TSM aren’t having a great year so far. Coming off the heels of another major disappointment at 2017 Worlds, the team rehauled three-fifths of their roster and brought in a new coach in hopes of a fresh start for 2018.
Today, however, they fell for the second time to Clutch Gaming despite being favorites, marking yet another 0-2 weekend for the three-time NA LCS champions. Their record is now 4-6, and the likes of CLG, FlyQuest, and OpTic are only one or two games away from knocking them out of top six in the standings.
The seemingly far-fetched reality that TSM may not make it to playoffs for the first time is creeping in, and they’re going to need some dramatic reform if they want to keep their dreams alive.
This year, League of Legends is more of a team game than ever before. It’s much harder to carry games with one or two carries than it was in the past, and the LCS is shifting around as a result. Teams that can develop their own unique styles and synergies are excelling in this environment, and those who can’t are falling drastically behind.
Clutch Gaming, for example, have developed their own style of team coordination since the start of the season. Although it took them a few weeks to start clicking, it’s finally meshing together, and they outmaneuver more and more teams as a five-man unit. TSM, on the other hand, doesn’t seem to know how they want to win games or what their strengths are.
In the past, they’ve relied on raw mechanical skill alone, and that simply doesn’t work anymore. Last summer, Yiliang “DoubleLift” Peng seemed to up the ante by forcing the team into a very aggressive dynamic that pressed objectives and moved around the map exclusively to prep for future objectives.
This year, however, TSM lack direction. They lock in power picks like Gnar and Azir, but they don’t know how to turn those picks into a working five-man team comp, and enemy teams crush them in rotations and big, sprawling teamfights.
New jungler Mike Yeung doesn’t seem to know where to dedicate his resources, too, which is another symptom of the same problem. Every game, TSM seem to only get one lane ahead of the opponents, and that lead is thrown away by TSM not focusing on that lane to draw out leads in their other positions as well.

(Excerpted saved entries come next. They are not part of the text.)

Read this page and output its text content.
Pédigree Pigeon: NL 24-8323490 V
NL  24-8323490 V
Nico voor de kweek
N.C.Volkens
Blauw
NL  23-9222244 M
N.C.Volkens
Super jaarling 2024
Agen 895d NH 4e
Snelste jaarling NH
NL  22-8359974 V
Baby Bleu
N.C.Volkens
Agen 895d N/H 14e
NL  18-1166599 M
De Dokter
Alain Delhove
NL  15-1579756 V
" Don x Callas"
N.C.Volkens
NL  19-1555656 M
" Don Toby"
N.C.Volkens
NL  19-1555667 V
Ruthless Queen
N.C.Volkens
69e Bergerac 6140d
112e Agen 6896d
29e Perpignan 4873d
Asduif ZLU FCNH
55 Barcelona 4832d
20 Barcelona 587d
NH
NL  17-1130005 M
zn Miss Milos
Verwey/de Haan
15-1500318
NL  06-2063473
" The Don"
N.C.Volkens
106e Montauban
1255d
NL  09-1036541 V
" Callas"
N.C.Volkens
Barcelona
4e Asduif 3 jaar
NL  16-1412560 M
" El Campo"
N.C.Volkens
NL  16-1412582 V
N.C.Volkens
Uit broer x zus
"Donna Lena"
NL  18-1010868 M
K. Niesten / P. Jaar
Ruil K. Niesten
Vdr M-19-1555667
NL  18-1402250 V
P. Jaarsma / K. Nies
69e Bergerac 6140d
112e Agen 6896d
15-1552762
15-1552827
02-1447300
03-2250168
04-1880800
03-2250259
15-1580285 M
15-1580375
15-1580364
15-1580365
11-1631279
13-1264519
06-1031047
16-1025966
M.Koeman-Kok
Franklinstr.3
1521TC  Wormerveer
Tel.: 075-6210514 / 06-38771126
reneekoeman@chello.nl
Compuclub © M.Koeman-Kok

Against Clutch, Kevin “Hauntzer” Yarnell’s Gnar picked up first blood, which should have snowballed him into an incredible lead, as Gnar is one of the most snowball-prone champions in the top lane. But there were no ganks from either Mike Yeung or the mid lane, and no rotations to press Hauntzer’s lead elsewhere to force Clutch away from big objectives or towers.
Mike Yeung needed to either focus on top lane to turn Hauntzer’s lead into a massive one, or he needed to designate the Gnar as the safe lane, in which he could merely use to draw attention from other lanes so bot and mid lane could press ahead themselves. He can’t seem to decide which strategy to employ, and so TSM’s small leads never blossom into anything useful.
Either way, something needs to change, because dropping from a championship three-peat to not even qualifying for the playoffs would be an extremely long way to fall. And yet, that may be exactly what happens.